Typiquement situés dans les régions vallonnées, les paysages en terrasses du Vietnam ont permis d’appliquer des techniques de riziculture en terrains montagneux. Cette pratique agricole a façonné des paysages étonnants, à travers lesquels traditions et expériences de vie liées à la riziculture se perpétuent.
Au cours des dernières années, les rizières en terrasses du Vietnam ont de plus en plus gagné en renommée. Ceci s’avère particulièrement pour Mu Cang Chai, un district éloigné, situé dans la chaîne de montagnes du nord-ouest du pays.
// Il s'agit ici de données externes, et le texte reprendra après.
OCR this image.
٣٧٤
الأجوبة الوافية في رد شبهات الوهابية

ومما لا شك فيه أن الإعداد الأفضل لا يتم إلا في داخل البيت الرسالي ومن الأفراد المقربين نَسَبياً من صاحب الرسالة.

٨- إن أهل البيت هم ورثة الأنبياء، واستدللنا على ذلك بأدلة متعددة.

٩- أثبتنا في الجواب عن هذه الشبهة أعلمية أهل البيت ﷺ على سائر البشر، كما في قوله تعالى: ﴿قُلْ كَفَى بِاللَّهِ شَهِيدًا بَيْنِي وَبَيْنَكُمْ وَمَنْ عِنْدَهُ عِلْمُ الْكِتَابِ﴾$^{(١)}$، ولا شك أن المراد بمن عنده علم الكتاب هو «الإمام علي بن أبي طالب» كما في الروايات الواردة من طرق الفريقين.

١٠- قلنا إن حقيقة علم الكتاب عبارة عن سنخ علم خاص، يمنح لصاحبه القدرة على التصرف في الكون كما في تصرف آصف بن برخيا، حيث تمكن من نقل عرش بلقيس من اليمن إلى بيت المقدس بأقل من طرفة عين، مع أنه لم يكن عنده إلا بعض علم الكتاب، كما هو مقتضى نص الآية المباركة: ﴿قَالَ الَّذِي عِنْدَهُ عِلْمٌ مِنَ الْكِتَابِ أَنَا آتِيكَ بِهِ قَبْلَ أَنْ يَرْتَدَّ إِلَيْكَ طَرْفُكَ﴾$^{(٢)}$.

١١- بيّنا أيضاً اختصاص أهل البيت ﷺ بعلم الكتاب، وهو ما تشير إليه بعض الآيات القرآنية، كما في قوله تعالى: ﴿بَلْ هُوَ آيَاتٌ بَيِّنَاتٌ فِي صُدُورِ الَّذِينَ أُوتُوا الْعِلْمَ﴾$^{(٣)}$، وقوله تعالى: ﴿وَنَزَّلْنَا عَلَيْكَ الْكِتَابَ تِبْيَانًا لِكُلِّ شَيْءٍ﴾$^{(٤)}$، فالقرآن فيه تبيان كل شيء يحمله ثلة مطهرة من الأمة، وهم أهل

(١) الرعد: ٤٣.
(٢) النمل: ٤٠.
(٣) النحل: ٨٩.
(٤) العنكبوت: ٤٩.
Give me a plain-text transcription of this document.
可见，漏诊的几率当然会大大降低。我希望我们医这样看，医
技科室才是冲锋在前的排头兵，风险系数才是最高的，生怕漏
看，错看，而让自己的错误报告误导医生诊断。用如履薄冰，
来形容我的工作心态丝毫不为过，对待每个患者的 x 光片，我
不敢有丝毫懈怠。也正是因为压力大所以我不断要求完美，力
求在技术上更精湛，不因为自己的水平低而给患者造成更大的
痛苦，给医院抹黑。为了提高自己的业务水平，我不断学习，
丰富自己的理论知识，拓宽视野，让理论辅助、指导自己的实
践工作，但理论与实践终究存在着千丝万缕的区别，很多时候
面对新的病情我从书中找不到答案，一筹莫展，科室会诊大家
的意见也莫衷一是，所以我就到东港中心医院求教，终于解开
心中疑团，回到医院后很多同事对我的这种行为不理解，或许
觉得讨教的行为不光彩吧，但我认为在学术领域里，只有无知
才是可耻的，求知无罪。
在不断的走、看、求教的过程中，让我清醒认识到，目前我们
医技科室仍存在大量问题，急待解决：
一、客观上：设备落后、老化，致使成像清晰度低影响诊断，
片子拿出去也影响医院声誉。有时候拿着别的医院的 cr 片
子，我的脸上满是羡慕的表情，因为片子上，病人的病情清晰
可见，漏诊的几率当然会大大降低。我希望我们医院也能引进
Le fait de devenir une destination touristique émergente peut certes représenter une opportunité en termes de développement socio-économique local, mais cela peut également signifier une menace potentielle pour l'intégrité de cette structure sociale complexe en milieu rural.
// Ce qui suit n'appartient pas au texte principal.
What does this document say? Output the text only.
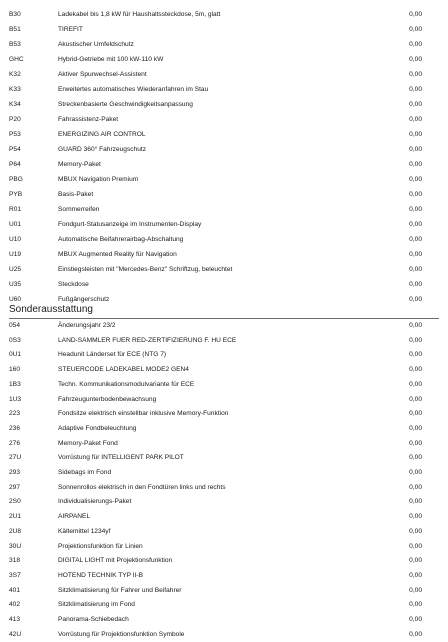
B30	Ladekabel bis 1,8 kW für Haushaltssteckdose, 5m, glatt	0,00
B51	TIREFIT	0,00
B53	Akustischer Umfeldschutz	0,00
GHC	Hybrid-Getriebe mit 100 kW-110 kW	0,00
K32	Aktiver Spurwechsel-Assistent	0,00
K33	Erweitertes automatisches Wiederanfahren im Stau	0,00
K34	Streckenbasierte Geschwindigkeitsanpassung	0,00
P20	Fahrassistenz-Paket	0,00
P53	ENERGIZING AIR CONTROL	0,00
P54	GUARD 360° Fahrzeugschutz	0,00
P64	Memory-Paket	0,00
PBG	MBUX Navigation Premium	0,00
PYB	Basis-Paket	0,00
R01	Sommerreifen	0,00
U01	Fondgurt-Statusanzeige im Instrumenten-Display	0,00
U10	Automatische Beifahrerairbag-Abschaltung	0,00
U19	MBUX Augmented Reality für Navigation	0,00
U25	Einstiegsleisten mit "Mercedes-Benz" Schriftzug, beleuchtet	0,00
U35	Steckdose	0,00
U60	Fußgängerschutz	0,00
Sonderausstattung
054	Änderungsjahr 23/2	0,00
0S3	LAND-SAMMLER FUER RED-ZERTIFIZIERUNG F. HU ECE	0,00
0U1	Headunit Länderset für ECE (NTG 7)	0,00
160	STEUERCODE LADEKABEL MODE2 GEN4	0,00
1B3	Techn. Kommunikationsmodulvariante für ECE	0,00
1U3	Fahrzeugunterbodenbewachsung	0,00
223	Fondsitze elektrisch einstellbar inklusive Memory-Funktion	0,00
236	Adaptive Fondbeleuchtung	0,00
276	Memory-Paket Fond	0,00
27U	Vorrüstung für INTELLIGENT PARK PILOT	0,00
293	Sidebags im Fond	0,00
297	Sonnenrollos elektrisch in den Fondtüren links und rechts	0,00
2S0	Individualisierungs-Paket	0,00
2U1	AIRPANEL	0,00
2U8	Kältemittel 1234yf	0,00
30U	Projektionsfunktion für Linien	0,00
318	DIGITAL LIGHT mit Projektionsfunktion	0,00
3S7	HOTEND TECHNIK TYP II-B	0,00
401	Sitzklimatisierung für Fahrer und Beifahrer	0,00
402	Sitzklimatisierung im Fond	0,00
413	Panorama-Schiebedach	0,00
42U	Vorrüstung für Projektionsfunktion Symbole	0,00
Le tourisme communautaire, un modèle couronné de succès, a largement concerné les rizières en terrasses des montagnes d'Asie du Sud-Est, et a récemment été appliqué à Mu Cang Chai en tant qu'outil durable de sauvegarde et de valorisation du site et du patrimoine immatériel qui l'entoure.
Les rizières en terrasses de Mu Cang Chai : une richesse culturelle rencontrée au creux d’une nature immaculée
Situé au pied de la chaîne de montagnes Hoang Lien Son, le paysage en terrasses de Mu Cang Chai est représentatif de l'interaction harmonieuse d'une culture vivante avec la nature. La culture indigène a transformé les dures conditions naturelles de la montagne avec une extrême ingéniosité. Malgré des circonstances peu propices, les agriculteurs locaux ont appliqué leurs connaissances scientifiques ainsi que leurs croyances spirituelles et rituels afin de maximiser la récolte annuelle.
L'eau et les systèmes d'irrigation jouant un rôle fondamental dans la rizière, les agriculteurs locaux ont dû développer des canaux de distribution d'eau sophistiqués dans le but de faire face au manque de ressources en eau et à la topographie spécifique à l’altitude élevée. Des tuyaux en bambou ont été utilisés pour puiser l'eau de la montagne, à 1000 mètres au-dessus du niveau de la mer, tout en l'empêchant de couler en aval. En parallèle, les peuples autochtones pratiquent des rituels « appelant au vent et à la pluie » pour réguler la pluviométrie, principale ressource en eau qui alimente les rizières, en plus des nombreux ruisseaux provenant de la montagne rocheuse.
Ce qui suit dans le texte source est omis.